My uncle was a bastard. Born, as they say, on the wrong side of the sheets. So although he was my father Uther’s elder brother, he never had a chance of inheriting the throne. Fortunately, he never seemed to want it.

“My mother’s people?” My uncle shrugged. “She never bragged of it, but it’s not something most people would consider a worthy skill, is it?” Wryly I recognized a non-answer. “No, from her side came my penchant for knowledge, my skill with potion and herbs.”

“And some skill with magic?” A question I had always been too hesitant to ask before now. But surely such potions as Caspar Starweaver brewed could not be made without at least a trace of magic.

He shot me a canny look. “No magic. The ability to overpower magic, if anything.”

“What do you mean?”

He tapped a finger to his nose. “Think carefully, Morgan. The fae had powerful magic. Yet some history texts would have us believe that humans at times succeeded in overpowering them. How would we have done such a thing? Surely there must be ways.”

“I thought... prowess on the battlefield. Skill at arms.”

“Physically outmatch them? I suppose it must have happened from time to time, but no, overall the fae are more than a human’s match physically. But when it came to the craft ofmateria medica–ah, there we humans could excel. With our minds, our wit.”

“We outsmarted them,” I said slowly.

“They were–are–arguably the smartest beings in existence.” He grimaced. “Don’t tell your brother I admitted that. But yes, we did so. ”

“They were or they are?” I said sharply. “Are there still fae? Where did they go? Was my mother one or not? Will I never get a straight answer from you, uncle?”

The elderly apothecary frowned as if he disapproved of my lack of subtlety. “Your father brought your mother back with him after he had been away traveling. Few of us had any idea where he had been. The tale he spun of how they had met was only fit for children’s stories.”

“Tell it to me,” I pleaded.

His frown deepened. “You take this medicine to avoid all of that, Morgan. When you were just a small child and your hair began to change from a pretty reddish brown tothis–” He pointed with disgust to my gray hair. “Your father knew it was in your blood.”

What was in my blood? I longed to say, but knew it would be no use.

I could hardly remember a time when my hair had not been gray. I could hardly remember a time I had not drunk down the loathsome medicine and endured its painful consequences.

His gaze softened. “You think the gray hair is bad, Morgan.
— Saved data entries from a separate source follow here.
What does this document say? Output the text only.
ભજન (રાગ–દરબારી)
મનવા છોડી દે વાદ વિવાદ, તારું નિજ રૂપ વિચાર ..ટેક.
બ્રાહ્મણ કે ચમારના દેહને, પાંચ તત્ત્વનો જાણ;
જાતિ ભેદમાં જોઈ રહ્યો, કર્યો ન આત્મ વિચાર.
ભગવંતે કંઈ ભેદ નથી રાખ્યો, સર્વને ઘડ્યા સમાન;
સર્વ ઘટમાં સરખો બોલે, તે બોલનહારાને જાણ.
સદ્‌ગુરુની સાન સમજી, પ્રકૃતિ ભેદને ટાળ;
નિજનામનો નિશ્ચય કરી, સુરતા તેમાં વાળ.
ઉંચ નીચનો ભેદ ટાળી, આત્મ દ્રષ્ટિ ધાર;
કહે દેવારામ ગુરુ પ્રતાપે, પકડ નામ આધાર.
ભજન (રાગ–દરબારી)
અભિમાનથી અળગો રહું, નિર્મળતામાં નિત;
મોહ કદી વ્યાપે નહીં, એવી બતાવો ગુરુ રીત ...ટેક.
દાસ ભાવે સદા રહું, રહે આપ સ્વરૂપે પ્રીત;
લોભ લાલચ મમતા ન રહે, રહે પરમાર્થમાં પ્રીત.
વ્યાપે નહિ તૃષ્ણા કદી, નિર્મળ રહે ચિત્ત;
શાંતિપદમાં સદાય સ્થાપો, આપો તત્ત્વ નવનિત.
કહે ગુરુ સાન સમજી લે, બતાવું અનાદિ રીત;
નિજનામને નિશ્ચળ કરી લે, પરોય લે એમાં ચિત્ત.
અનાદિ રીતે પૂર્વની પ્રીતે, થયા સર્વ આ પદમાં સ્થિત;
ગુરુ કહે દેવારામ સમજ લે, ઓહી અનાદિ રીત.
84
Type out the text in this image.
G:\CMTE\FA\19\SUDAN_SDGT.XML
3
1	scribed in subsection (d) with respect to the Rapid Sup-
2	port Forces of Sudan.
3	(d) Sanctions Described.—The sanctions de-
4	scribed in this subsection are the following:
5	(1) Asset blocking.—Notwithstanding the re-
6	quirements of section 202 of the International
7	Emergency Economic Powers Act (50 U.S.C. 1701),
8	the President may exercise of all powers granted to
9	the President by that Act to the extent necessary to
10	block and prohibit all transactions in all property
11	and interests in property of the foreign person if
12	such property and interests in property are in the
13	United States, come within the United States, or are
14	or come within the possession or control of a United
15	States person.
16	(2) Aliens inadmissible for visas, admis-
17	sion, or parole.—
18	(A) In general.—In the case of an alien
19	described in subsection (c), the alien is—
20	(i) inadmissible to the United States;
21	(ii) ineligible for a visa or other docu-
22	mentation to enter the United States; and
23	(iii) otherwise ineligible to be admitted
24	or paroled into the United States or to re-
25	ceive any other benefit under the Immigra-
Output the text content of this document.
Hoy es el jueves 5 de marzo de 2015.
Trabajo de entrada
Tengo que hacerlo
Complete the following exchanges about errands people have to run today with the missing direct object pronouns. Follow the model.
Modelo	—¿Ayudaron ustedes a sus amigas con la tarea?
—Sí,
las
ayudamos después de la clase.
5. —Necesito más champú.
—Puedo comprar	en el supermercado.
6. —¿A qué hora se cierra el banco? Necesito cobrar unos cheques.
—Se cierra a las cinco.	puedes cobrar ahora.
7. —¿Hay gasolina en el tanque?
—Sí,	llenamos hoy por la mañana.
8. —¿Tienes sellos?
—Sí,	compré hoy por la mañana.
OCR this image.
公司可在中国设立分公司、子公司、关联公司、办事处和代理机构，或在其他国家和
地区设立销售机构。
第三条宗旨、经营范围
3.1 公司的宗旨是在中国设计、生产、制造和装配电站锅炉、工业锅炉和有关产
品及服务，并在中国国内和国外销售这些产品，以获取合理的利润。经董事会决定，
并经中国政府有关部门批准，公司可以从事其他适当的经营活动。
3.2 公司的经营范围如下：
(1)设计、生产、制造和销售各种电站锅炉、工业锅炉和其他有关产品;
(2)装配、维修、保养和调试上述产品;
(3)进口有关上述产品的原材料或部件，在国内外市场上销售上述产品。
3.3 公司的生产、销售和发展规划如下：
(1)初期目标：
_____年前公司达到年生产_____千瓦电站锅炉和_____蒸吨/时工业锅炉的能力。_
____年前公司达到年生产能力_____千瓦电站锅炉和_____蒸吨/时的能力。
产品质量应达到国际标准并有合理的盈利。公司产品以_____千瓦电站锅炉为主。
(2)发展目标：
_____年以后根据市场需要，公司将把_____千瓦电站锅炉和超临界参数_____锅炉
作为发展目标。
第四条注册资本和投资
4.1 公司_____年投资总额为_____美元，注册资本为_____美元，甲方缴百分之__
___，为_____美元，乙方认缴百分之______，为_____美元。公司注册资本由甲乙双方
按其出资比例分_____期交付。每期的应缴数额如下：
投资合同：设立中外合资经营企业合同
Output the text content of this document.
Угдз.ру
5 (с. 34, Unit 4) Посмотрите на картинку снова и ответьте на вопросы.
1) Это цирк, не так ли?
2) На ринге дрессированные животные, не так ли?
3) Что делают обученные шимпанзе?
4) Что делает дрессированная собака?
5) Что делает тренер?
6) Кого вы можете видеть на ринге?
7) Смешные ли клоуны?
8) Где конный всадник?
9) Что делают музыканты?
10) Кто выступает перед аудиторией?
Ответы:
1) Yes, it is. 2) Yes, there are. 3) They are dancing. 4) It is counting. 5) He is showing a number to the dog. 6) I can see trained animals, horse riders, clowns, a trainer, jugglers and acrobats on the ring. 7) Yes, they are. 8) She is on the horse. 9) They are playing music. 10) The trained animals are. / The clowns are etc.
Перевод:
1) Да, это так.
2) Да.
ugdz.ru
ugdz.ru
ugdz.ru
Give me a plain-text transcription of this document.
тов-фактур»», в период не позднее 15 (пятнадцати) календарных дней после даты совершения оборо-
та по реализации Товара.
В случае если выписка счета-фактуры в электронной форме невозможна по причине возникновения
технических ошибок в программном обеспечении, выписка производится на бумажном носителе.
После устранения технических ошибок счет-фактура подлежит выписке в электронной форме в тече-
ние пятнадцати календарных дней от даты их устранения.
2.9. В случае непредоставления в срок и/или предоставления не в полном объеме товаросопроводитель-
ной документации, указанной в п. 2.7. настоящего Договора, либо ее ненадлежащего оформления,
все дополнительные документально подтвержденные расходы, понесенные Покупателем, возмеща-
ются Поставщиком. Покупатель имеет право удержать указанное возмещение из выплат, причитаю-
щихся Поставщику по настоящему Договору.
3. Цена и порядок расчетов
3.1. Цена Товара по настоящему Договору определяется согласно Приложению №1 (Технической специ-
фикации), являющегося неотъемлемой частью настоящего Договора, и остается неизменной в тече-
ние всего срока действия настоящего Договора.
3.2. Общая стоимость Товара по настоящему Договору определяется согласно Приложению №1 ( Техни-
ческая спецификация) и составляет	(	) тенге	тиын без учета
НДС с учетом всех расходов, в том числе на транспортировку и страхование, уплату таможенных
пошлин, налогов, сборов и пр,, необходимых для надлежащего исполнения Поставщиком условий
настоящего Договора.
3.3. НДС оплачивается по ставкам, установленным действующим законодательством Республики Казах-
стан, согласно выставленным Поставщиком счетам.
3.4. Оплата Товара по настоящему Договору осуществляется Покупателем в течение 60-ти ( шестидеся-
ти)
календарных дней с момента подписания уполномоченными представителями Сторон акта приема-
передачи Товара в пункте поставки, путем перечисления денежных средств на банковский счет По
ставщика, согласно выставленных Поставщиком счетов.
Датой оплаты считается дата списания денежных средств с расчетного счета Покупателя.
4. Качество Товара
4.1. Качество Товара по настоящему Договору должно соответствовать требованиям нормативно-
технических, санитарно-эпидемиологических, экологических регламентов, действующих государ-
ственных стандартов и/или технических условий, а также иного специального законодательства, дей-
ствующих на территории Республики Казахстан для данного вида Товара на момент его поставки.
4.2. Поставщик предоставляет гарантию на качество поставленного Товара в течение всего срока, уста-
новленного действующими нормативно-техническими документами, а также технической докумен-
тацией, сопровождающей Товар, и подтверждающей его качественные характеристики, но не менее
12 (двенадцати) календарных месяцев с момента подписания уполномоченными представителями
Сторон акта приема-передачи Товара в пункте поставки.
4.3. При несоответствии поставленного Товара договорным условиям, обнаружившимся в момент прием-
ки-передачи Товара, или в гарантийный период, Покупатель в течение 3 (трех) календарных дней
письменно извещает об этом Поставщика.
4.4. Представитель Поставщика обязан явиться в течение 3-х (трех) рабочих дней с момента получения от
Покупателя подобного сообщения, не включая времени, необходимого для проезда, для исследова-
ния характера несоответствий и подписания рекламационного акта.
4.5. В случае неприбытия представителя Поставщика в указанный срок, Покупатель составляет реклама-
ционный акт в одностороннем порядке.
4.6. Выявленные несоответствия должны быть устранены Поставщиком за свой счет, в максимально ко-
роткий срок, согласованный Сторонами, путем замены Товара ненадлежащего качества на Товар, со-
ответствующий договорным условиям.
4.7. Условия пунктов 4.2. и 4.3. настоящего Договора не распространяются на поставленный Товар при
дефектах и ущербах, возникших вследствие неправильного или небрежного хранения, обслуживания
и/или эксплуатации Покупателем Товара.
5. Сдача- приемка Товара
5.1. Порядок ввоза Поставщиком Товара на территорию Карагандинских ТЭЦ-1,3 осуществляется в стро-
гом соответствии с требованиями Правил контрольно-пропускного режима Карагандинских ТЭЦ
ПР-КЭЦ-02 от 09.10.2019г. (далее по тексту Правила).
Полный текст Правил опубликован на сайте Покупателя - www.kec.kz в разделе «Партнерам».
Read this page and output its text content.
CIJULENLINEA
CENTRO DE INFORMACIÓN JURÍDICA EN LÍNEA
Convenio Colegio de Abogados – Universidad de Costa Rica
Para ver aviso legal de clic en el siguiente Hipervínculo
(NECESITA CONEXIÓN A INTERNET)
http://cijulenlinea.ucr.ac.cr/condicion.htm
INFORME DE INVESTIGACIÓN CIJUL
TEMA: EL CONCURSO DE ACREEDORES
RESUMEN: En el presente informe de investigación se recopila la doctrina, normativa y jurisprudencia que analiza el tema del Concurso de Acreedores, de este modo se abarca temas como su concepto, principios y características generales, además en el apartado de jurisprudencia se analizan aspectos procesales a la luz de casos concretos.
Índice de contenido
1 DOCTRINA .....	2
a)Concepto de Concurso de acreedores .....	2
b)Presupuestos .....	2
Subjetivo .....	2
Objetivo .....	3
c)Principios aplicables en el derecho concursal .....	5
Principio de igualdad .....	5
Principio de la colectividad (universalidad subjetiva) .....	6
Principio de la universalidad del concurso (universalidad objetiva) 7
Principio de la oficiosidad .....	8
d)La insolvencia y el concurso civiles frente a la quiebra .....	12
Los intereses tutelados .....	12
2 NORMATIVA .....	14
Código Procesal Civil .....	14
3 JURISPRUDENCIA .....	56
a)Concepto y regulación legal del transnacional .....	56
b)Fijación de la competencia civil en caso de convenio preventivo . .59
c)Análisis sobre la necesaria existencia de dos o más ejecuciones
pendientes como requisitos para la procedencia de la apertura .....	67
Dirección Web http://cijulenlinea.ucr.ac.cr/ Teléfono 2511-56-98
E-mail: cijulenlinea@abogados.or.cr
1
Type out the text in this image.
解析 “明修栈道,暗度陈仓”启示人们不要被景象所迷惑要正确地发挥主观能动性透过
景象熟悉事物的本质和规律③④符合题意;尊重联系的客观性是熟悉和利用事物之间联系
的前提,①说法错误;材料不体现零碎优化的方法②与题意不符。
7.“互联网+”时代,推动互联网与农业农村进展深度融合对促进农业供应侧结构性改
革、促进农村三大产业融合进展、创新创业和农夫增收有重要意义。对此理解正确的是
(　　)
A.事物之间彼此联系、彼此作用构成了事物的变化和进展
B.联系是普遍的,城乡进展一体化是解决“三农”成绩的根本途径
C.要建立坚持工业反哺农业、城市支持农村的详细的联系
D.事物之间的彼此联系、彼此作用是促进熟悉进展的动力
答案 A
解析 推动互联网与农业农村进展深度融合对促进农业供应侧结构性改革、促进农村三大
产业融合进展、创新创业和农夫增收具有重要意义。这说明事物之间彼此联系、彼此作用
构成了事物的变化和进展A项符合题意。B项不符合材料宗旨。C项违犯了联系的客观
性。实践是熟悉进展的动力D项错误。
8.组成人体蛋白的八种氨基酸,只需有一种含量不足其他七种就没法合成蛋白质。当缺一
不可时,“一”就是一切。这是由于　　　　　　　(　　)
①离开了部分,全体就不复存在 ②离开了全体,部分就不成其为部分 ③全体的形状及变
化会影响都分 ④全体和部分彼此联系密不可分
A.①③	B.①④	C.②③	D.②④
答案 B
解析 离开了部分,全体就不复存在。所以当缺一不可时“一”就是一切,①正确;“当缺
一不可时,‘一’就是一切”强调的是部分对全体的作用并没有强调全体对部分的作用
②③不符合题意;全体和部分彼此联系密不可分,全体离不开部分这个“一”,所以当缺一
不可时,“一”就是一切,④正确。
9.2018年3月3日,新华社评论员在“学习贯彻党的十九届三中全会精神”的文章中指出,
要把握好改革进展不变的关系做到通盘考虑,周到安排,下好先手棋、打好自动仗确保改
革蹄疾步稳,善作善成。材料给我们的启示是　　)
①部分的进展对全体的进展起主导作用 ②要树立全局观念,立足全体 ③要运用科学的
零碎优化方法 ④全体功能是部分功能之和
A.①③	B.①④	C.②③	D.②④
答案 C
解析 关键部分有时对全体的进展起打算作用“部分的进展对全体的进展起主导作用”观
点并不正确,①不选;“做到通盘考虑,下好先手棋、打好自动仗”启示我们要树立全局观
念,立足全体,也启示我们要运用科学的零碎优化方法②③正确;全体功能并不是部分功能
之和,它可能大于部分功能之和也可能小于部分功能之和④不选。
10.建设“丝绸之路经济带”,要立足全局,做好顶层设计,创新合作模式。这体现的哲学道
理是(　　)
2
But things could be worse. Much worse. The traits being repressed by my potion could be much more extreme. Some of the fae had the features of beasts. Horns, tails, claws. They were not all the beautiful creatures we tell ourselves they were. They could be dark and malicious. Purely evil.”

I thought of the mosaics I had seen in the temple and swallowed hard. I imagined sprouting horns. Would a hood cover those or would they stick out like straight points into the air?

The “horned crone” I imagined them calling me. I supposed my uncle was right and things could get worse.

“Of course, if we had the powers of the fae, an illusion spell would cover all of that. What is often called a glamor. But such things are best left to books.” My uncle shuffled a set of bottles on the table in front of him. “You and your questions about the fae. Arthur and his questions about blood magic. What has come over you children this week?”

He suddenly seemed to remember the kettle and moved over to the hearth, his long purple robe trailing behind him. He made unhappy noises as he lifted the kettle off the hook with a long rod. “Bone dry. The pot will soon be ruined.”